Upstream Supply Chain Issues Caused 3XC Software Compromise
Upstream Supply Chain Issues Caused 3XC Software Compromise
The compromise of the 3CX desktop application in late March significantly impacted over 600,000 companies with more than 12 million daily users. Since the breach, 3CX partnered with Mandiant to investigate the incident, the security firm was able to determine "the initial compromise vector of 3CX’s network was via malicious software downloaded from Trading Technologies website." North Korean threat actors remain the lead suspect being responsible for the compromise of 3CX and a prior breach to Trading Technologies to facilitate the poisoning of software builds. Specifically, the 'X_TRADER' installer from Trading Technologies was identified to have been tampered with, to enable the deployment of a malware backdoor dubbed VEILEDSIGNAL. The backdoor can transmit implant data, run shellcode, inject a communication module into browser processes for Chrome, Firefox, or Microsoft Edge. Mandiant designates the threat cluster as an uncategorized group, UNC4736. Unfortunately, with this revelation of the attack occurring upstream from 3CX, Mandiant warns "there are a number of organizations that don’t yet know they are compromised."

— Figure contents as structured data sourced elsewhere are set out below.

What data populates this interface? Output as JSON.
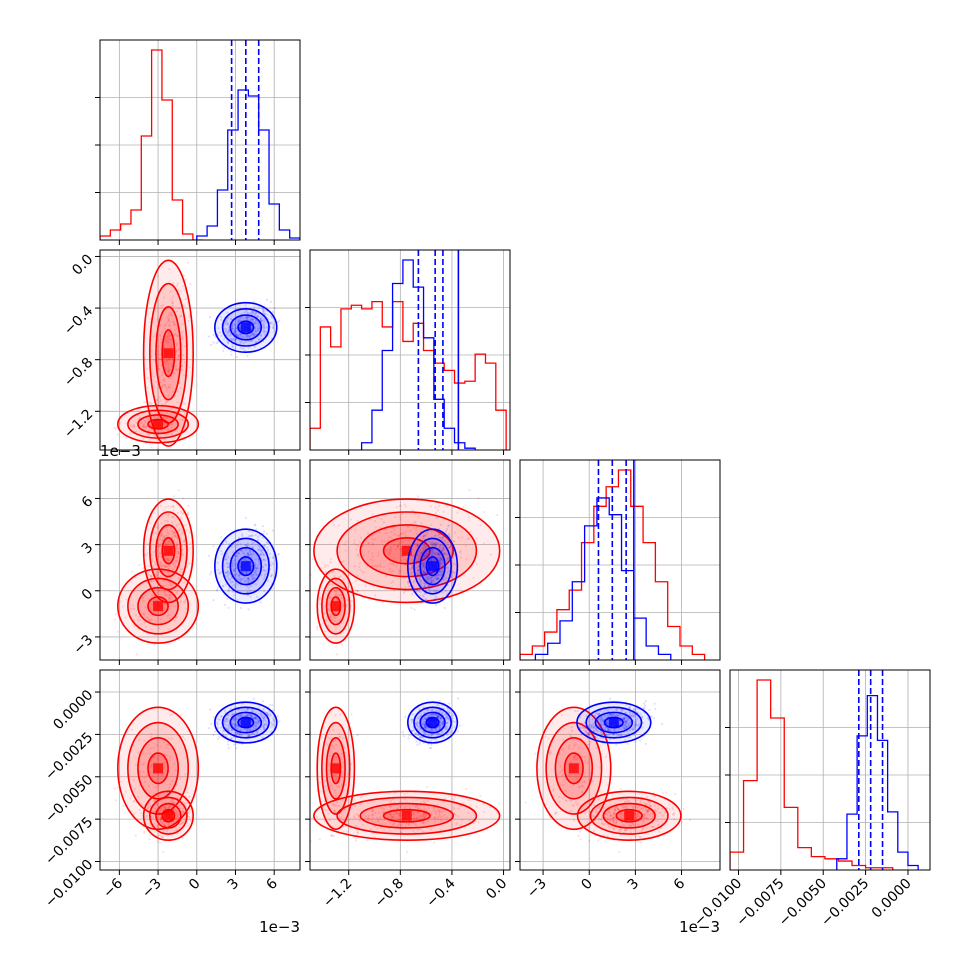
{
  "colors": {
    "red": "#ff0000",
    "blue": "#0000ff",
    "grid": "#b0b0b0",
    "frame": "#000000"
  },
  "chart_data": {
    "type": "corner",
    "title": "",
    "grid": true,
    "parameters": [
      {
        "name": "",
        "range": [
          -7.5,
          8.0
        ],
        "ticks": [
          -6,
          -3,
          0,
          3,
          6
        ],
        "tick_labels": [
          "−6",
          "−3",
          "0",
          "3",
          "6"
        ],
        "offset_label": "1e−3"
      },
      {
        "name": "",
        "range": [
          -1.5,
          0.05
        ],
        "ticks": [
          -1.2,
          -0.8,
          -0.4,
          0.0
        ],
        "tick_labels": [
          "−1.2",
          "−0.8",
          "−0.4",
          "0.0"
        ],
        "offset_label": "1e−3"
      },
      {
        "name": "",
        "range": [
          -4.5,
          8.5
        ],
        "ticks": [
          -3,
          0,
          3,
          6
        ],
        "tick_labels": [
          "−3",
          "0",
          "3",
          "6"
        ],
        "offset_label": "1e−3"
      },
      {
        "name": "",
        "range": [
          -0.0105,
          0.0013
        ],
        "ticks": [
          -0.01,
          -0.0075,
          -0.005,
          -0.0025,
          0.0
        ],
        "tick_labels": [
          "−0.0100",
          "−0.0075",
          "−0.0050",
          "−0.0025",
          "0.0000"
        ],
        "offset_label": ""
      }
    ],
    "row_tick_labels": {
      "1": [
        "0.0",
        "−0.4",
        "−0.8",
        "−1.2"
      ],
      "2": [
        "6",
        "3",
        "0",
        "−3"
      ],
      "3": [
        "0.0000",
        "−0.0025",
        "−0.0050",
        "−0.0075",
        "−0.0100"
      ]
    },
    "row_ticks": {
      "1": [
        0.0,
        -0.4,
        -0.8,
        -1.2
      ],
      "2": [
        6,
        3,
        0,
        -3
      ],
      "3": [
        0.0,
        -0.0025,
        -0.005,
        -0.0075,
        -0.01
      ]
    },
    "series": [
      {
        "color": "red",
        "clusters": [
          {
            "weight": 0.75,
            "mean": [
              -2.2,
              -0.75,
              2.6,
              -0.0073
            ],
            "sd": [
              0.8,
              0.3,
              1.4,
              0.0006
            ]
          },
          {
            "weight": 0.25,
            "mean": [
              -3.0,
              -1.3,
              -1.0,
              -0.0045
            ],
            "sd": [
              1.3,
              0.06,
              1.0,
              0.0015
            ]
          }
        ],
        "histograms": [
          {
            "edges": [
              -7.5,
              -6.7,
              -5.9,
              -5.1,
              -4.3,
              -3.5,
              -2.7,
              -1.9,
              -1.1,
              -0.3,
              0.5
            ],
            "counts": [
              2,
              5,
              8,
              15,
              52,
              95,
              70,
              20,
              3,
              0
            ]
          },
          {
            "edges": [
              -1.5,
              -1.42,
              -1.34,
              -1.26,
              -1.18,
              -1.1,
              -1.02,
              -0.94,
              -0.86,
              -0.78,
              -0.7,
              -0.62,
              -0.54,
              -0.46,
              -0.38,
              -0.3,
              -0.22,
              -0.14,
              -0.06,
              0.02
            ],
            "counts": [
              12,
              68,
              57,
              78,
              80,
              78,
              82,
              68,
              82,
              60,
              70,
              55,
              48,
              44,
              37,
              38,
              53,
              48,
              22
            ]
          },
          {
            "edges": [
              -4.5,
              -3.7,
              -2.9,
              -2.1,
              -1.3,
              -0.5,
              0.3,
              1.1,
              1.9,
              2.7,
              3.5,
              4.3,
              5.1,
              5.9,
              6.7,
              7.5
            ],
            "counts": [
              2,
              5,
              10,
              18,
              25,
              42,
              55,
              62,
              68,
              55,
              42,
              28,
              12,
              5,
              2
            ]
          },
          {
            "edges": [
              -0.0105,
              -0.0097,
              -0.0089,
              -0.0081,
              -0.0073,
              -0.0065,
              -0.0057,
              -0.0049,
              -0.0041,
              -0.0033,
              -0.0025,
              -0.0017,
              -0.0009
            ],
            "counts": [
              8,
              40,
              85,
              68,
              28,
              10,
              6,
              5,
              4,
              2,
              1,
              1
            ]
          }
        ]
      },
      {
        "color": "blue",
        "clusters": [
          {
            "weight": 1.0,
            "mean": [
              3.8,
              -0.55,
              1.6,
              -0.0018
            ],
            "sd": [
              1.0,
              0.08,
              1.0,
              0.0005
            ]
          }
        ],
        "histograms": [
          {
            "edges": [
              0.0,
              0.8,
              1.6,
              2.4,
              3.2,
              4.0,
              4.8,
              5.6,
              6.4,
              7.2,
              8.0
            ],
            "counts": [
              2,
              7,
              25,
              55,
              75,
              72,
              55,
              18,
              5,
              1
            ]
          },
          {
            "edges": [
              -1.1,
              -1.02,
              -0.94,
              -0.86,
              -0.78,
              -0.7,
              -0.62,
              -0.54,
              -0.46,
              -0.38,
              -0.3,
              -0.22
            ],
            "counts": [
              4,
              22,
              55,
              92,
              105,
              90,
              62,
              28,
              12,
              4,
              1
            ]
          },
          {
            "edges": [
              -3.5,
              -2.7,
              -1.9,
              -1.1,
              -0.3,
              0.5,
              1.3,
              2.1,
              2.9,
              3.7,
              4.5,
              5.3
            ],
            "counts": [
              2,
              6,
              14,
              28,
              48,
              58,
              52,
              32,
              15,
              5,
              2
            ]
          },
          {
            "edges": [
              -0.0042,
              -0.0036,
              -0.003,
              -0.0024,
              -0.0018,
              -0.0012,
              -0.0006,
              0.0,
              0.0006
            ],
            "counts": [
              5,
              25,
              60,
              78,
              58,
              26,
              8,
              2
            ]
          }
        ],
        "quantiles": [
          [
            2.7,
            3.8,
            4.8
          ],
          [
            -0.66,
            -0.53,
            -0.47
          ],
          [
            0.6,
            1.5,
            2.4
          ],
          [
            -0.0029,
            -0.0022,
            -0.0015
          ]
        ],
        "truth": [
          null,
          -0.35,
          2.9,
          null
        ]
      }
    ]
  }
}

Mandiant's investigation in the breach of 3CX also found UNC4736 operators could infect builds for Windows and macOS by using collected credentials moving laterally within 3CX's environment. According to Mandiant on "the Windows build environment the attacker deployed the TAXHAUL launcher and COLDCAT downloader that persisted by performing DLL hijacking for the IKEEXT service and ran with LocalSystem privileges," and for macOS, the "build server was compromised with POOLRAT backdoor using LaunchDaemons as a persistence mechanism." While Mandiant tracks the threat cluster as an uncategorized group, UNC4736. Mandiant does assess with moderate confidence the attribution of this activity to the North Korean “AppleJeus” led by the Lazarus group. The attribution is made due to shared victimology of fintech and cryptocurrency related platforms evident with the compromise of Trading Technologies and an overlap of TTPs. The techniques demonstrated include the exploit of a Chrome remote code execution vulnerability, CVE-2022-0609, and the hosting of a hidden iFrame following the compromise of Trading Technologies' website. and shared network infrastructure found in the use of the journalide[.]com domain.
The Symantec Threat Hunter Team conducted an exposure check and discovered the trojanized installer from Trading Technologies had affected two critical infrastructure organizations in the energy sector in the United States and Europe. As well as two separate financial services organizations. Mandiant, Symantec along with several reputable security firms and researchers have attributed the supply chain attack to North Korean-sponsored actors and believe it to be rooted in espionage and financial motivations. The compromise of Trading Technologies supports the actors' financial motivations, given the company's core business of facilitating trades.